Kemudian dari berbagai pertemuan antar negara yang membahas masalah lingkungan hidup yang dalam perkembangannya semakin menunjukkan betapa tingginya tingkat interdependensi antar negara dalam penanganan isu ini, dimana isu lingkungan hidup menjadi salah satu masalah vital dari kajian kerjasama kontemporer dalam hubungan antar negara saat ini, hubungan kerjasama antar negara dalam isu ini lebih didasarkan pada kepentingan bersama oleh masing-masing pihak atau negara dalam mengatasai serta menanggulangi persoalan lingkungan hidup, yang dampak eksesnya jika terus dibiarkan dapat menimbulkan kerusakan pada lingkungan global, yang tentunya efek buruk dari perubahan lingkungan global ini akan dirasakan dan merugikan semua pihak atau negara.

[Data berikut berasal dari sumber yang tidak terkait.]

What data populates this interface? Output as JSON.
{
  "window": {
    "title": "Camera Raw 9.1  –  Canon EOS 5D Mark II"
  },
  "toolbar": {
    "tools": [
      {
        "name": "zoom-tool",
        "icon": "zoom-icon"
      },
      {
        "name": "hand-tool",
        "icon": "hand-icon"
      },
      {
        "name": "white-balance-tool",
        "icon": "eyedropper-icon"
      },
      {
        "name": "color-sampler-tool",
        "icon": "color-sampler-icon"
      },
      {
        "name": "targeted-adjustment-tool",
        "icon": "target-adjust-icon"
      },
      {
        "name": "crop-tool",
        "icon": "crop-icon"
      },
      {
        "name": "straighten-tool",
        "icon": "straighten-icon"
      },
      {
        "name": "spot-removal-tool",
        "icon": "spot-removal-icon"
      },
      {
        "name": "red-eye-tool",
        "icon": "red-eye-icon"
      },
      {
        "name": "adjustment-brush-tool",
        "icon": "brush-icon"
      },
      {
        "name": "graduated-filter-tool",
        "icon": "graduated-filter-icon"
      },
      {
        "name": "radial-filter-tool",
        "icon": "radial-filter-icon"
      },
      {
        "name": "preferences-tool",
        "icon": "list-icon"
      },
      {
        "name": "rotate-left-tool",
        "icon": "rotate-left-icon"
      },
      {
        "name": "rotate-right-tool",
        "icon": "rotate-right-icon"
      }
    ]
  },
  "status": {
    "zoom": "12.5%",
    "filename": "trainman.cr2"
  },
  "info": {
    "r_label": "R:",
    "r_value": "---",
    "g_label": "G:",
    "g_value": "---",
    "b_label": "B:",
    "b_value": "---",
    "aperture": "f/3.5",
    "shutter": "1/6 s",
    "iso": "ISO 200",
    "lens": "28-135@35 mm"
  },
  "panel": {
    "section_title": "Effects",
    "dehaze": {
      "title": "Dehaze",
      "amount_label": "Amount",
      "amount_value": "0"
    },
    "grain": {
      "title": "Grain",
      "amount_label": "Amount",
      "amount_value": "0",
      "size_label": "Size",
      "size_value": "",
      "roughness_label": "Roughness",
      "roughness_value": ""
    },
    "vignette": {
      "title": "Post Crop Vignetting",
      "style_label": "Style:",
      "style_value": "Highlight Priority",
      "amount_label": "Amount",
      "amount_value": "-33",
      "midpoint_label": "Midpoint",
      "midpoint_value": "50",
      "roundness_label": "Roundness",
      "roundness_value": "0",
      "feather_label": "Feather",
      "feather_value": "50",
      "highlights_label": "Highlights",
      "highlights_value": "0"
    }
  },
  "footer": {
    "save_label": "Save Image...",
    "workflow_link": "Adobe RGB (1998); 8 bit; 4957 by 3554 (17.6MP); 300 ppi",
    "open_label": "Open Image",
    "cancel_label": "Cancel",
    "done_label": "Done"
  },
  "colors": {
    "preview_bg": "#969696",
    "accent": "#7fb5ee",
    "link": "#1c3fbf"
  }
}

Selain mempengaruhi lingkungan, dampak krusialnya lainnya yang akan turut mengikuti layaknya efek domino adalah berimbasnya kepada kekacauan dalam tatanan ekonomi, sosial, politik global, sehingga kemudian masalah lingkungan hidup ini oleh hampir semua pihak dan negara dianggap sebagai masalah bersama yang perlu kerjasama tingkat tinggi secara multilateral dan multitrack dalam penanganannya, atau dengan kata lain interdependensi yang tinggi oleh setiap negara dalam masalah ini menjadi landasan mengenai kenapa isu ini dibahas dan diangkat dengan begitu intens di berbagai forum dan kajian baik secara formal maupun informal.

Dalam isu lingkungan hidup terdapat beberapa fokus masalah, salah satunya adalah masalah pemanasan global (Global Warming) yang secara komprehensif oleh pendapat para ahli lingkungan mencakup terhadap masalah kelestarian hutan, perubahan iklim, dan fenomena alam seperti El Nino serta La Nina. Dari kajian para ahli lingkungan serta berbagai hasil keputusan dalam konferensi internasional mengenai pemanasan global, khususnya kajian dari IPCC (Intergovernmental Panel on Climate Change), yaitu panel ilmuwan yang dibentuk oleh PBB untuk mengkaji masalah perubahan iklim, yang dalam konferensi persnya atas peluncuran laporan Third Assessment Report membuat sebuah konsensus bahwa fenomena perubahan iklim dan meningkatnya suhu bumi pada beberapa dekade belakangan adalah akibat dari semakin meningkatnya kadar emisi karbondioksida anthropogenik yang dihasilkan dari hasil akhir pembuangan bahan bakar fosil yang kebanyakan dihasilkan oleh industri negara maju, selain faktor peningkatan kadar emisi karbon, fenomena global warming juga sering dikaitkan dengan pemakaian gas CFC (Chloro Fluoro Carbons) yang berlebihan dalam merusak lapisan ozon, serta efek dari rumah kaca yang berimbas pada semakin semakin hangatnya suhu bumi.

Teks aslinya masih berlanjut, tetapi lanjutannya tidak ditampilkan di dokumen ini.